Por otro lado, el poeta-tábano parece transfigurarse, por momentos, en otro animal. Cuando está más cerca del joven clasemediero, que habla desde cierta asfixia en la casa familiar, tiene lugar el “oso”. El oso, mamífero grande, peludo, ocioso, es el improductivo del hogar, el que no sabe arreglar enchufes, ni llevar el pan a la mesa; es el que camina ensimismado y en calzoncillos por la casa, pero también aquel que poco a poco va definiendo sus gustos y descubre que solo se satisface con cabezas de salmón. Quizás una buena parte del libro es un registro de la voz de este poeta-tábano y oso a la vez, sensible a la cotidianidad que observa, a los abandonados eriazos que están frente a su casa, a la publicidad de la que se sirve la iglesia, cada vez más parecida a una empresa transnacional que a una institución religiosa, o a la indiferencia de una novia que solo presta atención a la tele. Entre estos cuadros, también está la angustia por la escritura, que es un hacerse duro en este proceso, en el sentido de que el joven tábano no es un ingenuo narciso que se complazca con sus propios versos, al contrario, está comprometido con el esfuerzo de vivir puliendo esos versos, sin grandes ilusiones. Esta humildad, junto con el interés por hacer emerger el mundo íntimo cotidiano, distante de los poemas grandilocuentes o que ofrecen sabiduría, recuerdan inevitablemente a la poesía de Raymond Carver, escritor que se menciona en el poema “A lo Ian Curtis”, y que tiene un libro de poemas cuyo título justamente se parece al de Ernesto: Bajo una luz marina. Carver está presente en Trabajos de luz sobre el agua en ese tono lírico, melancólico, carente de esperanzas, seducido por ciertas imágenes concretas de la vida diaria que destellan algo que lleva al poeta a armar un cuadro narrativo poético. Entre estos poemas que evocan cierto pathos carveriano está especialmente el poema que empieza así: “No puedo escribir sin cariño de ustedes/ sin cerrar sus llaves que quedan goteando o sus ventanas iluminadas hasta el amanecer”. Es decir, quien escribe, además de picar con determinación al sistema, también escribe sobre las averías domésticas, que insisten como un molestoso ruido interno, o sobre los insomnios que atacan como algo no verbalizado e irresuelto.

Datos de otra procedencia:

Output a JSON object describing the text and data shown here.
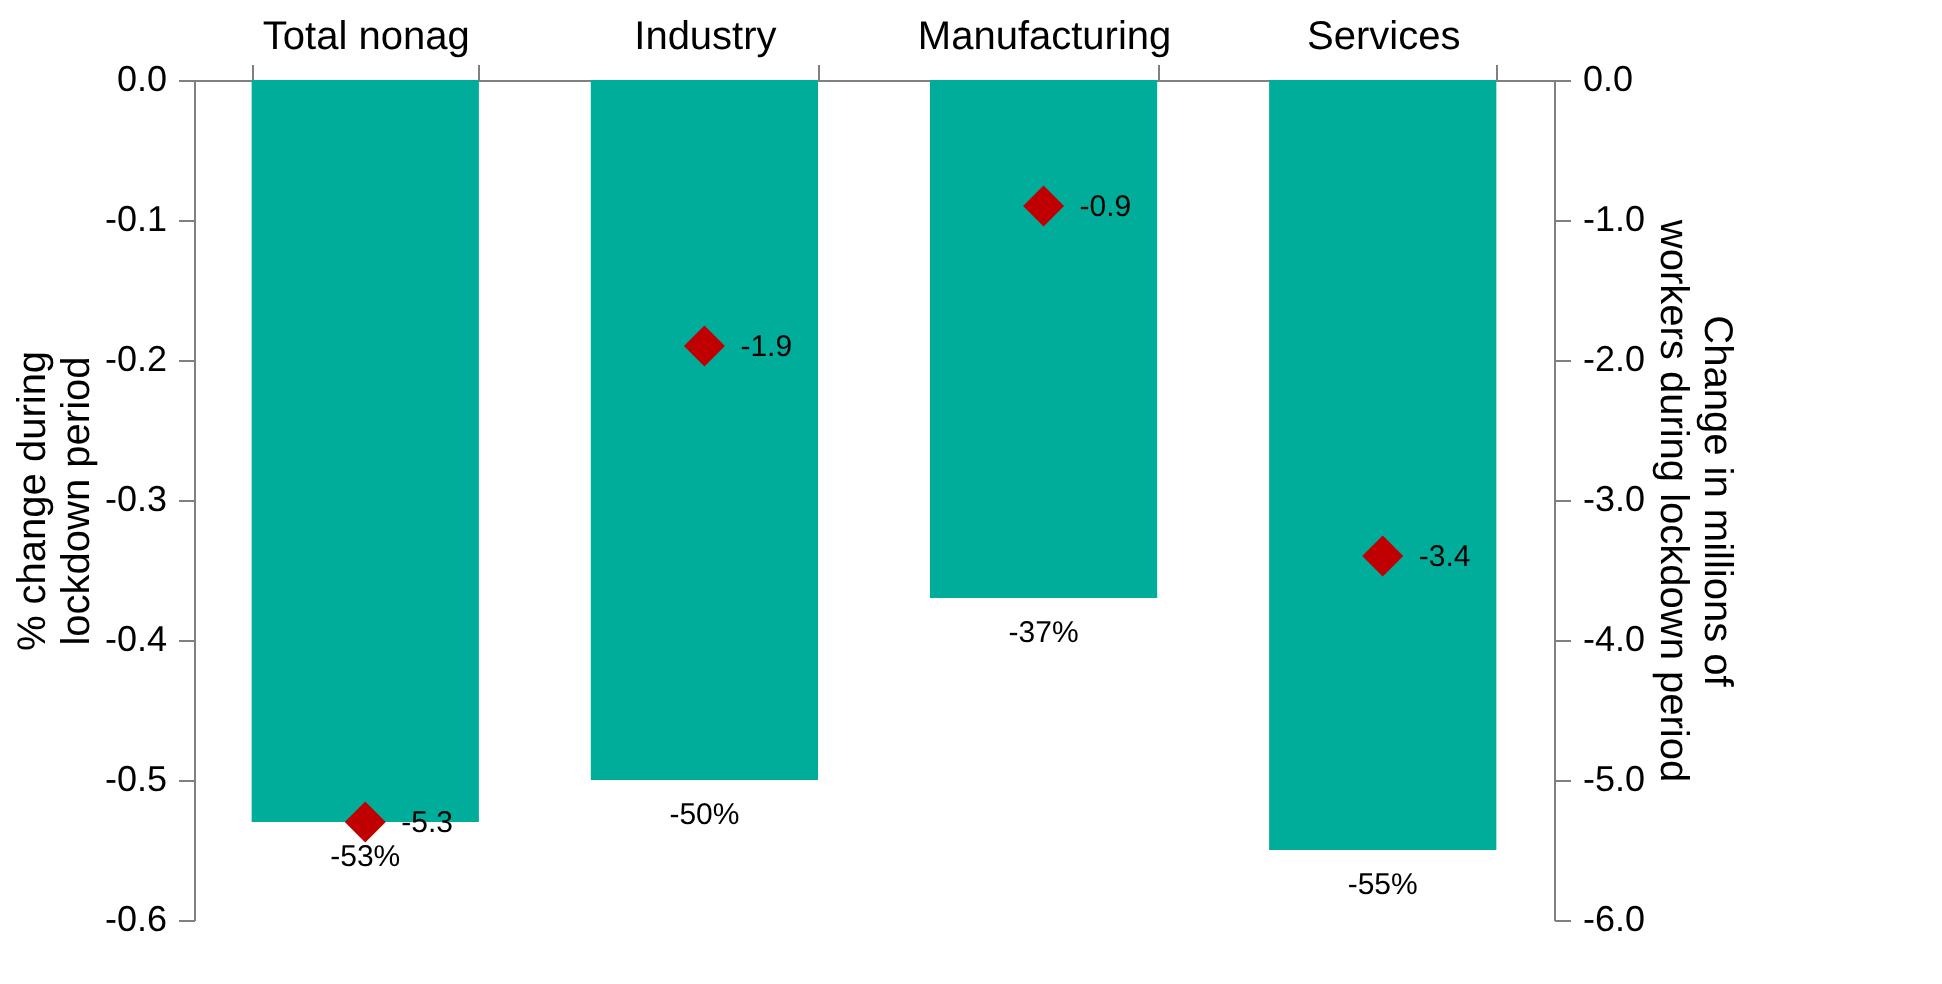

Ahora bien, ¿el poema resuelve esas averías?, ¿qué hace el poema con esas averías? Quizás probablemente las verbaliza, las señala, y ese sea su gran logro, así como el punctum de Barthes nos muestra sutilmente las zonas más hirientes de una vasta imagen. Escribir poesía, como dice el poeta tábano, ese “joderse al servicio de lo inútil”, también es un golpear, una cierta violencia, quizás la única necesaria en el mundo, que ilumina un “agua liosa”. Golpear es trabajar con la luz, crear, mostrar, remover algo de un “agua liosa” cargada de una “noche que arrecia”.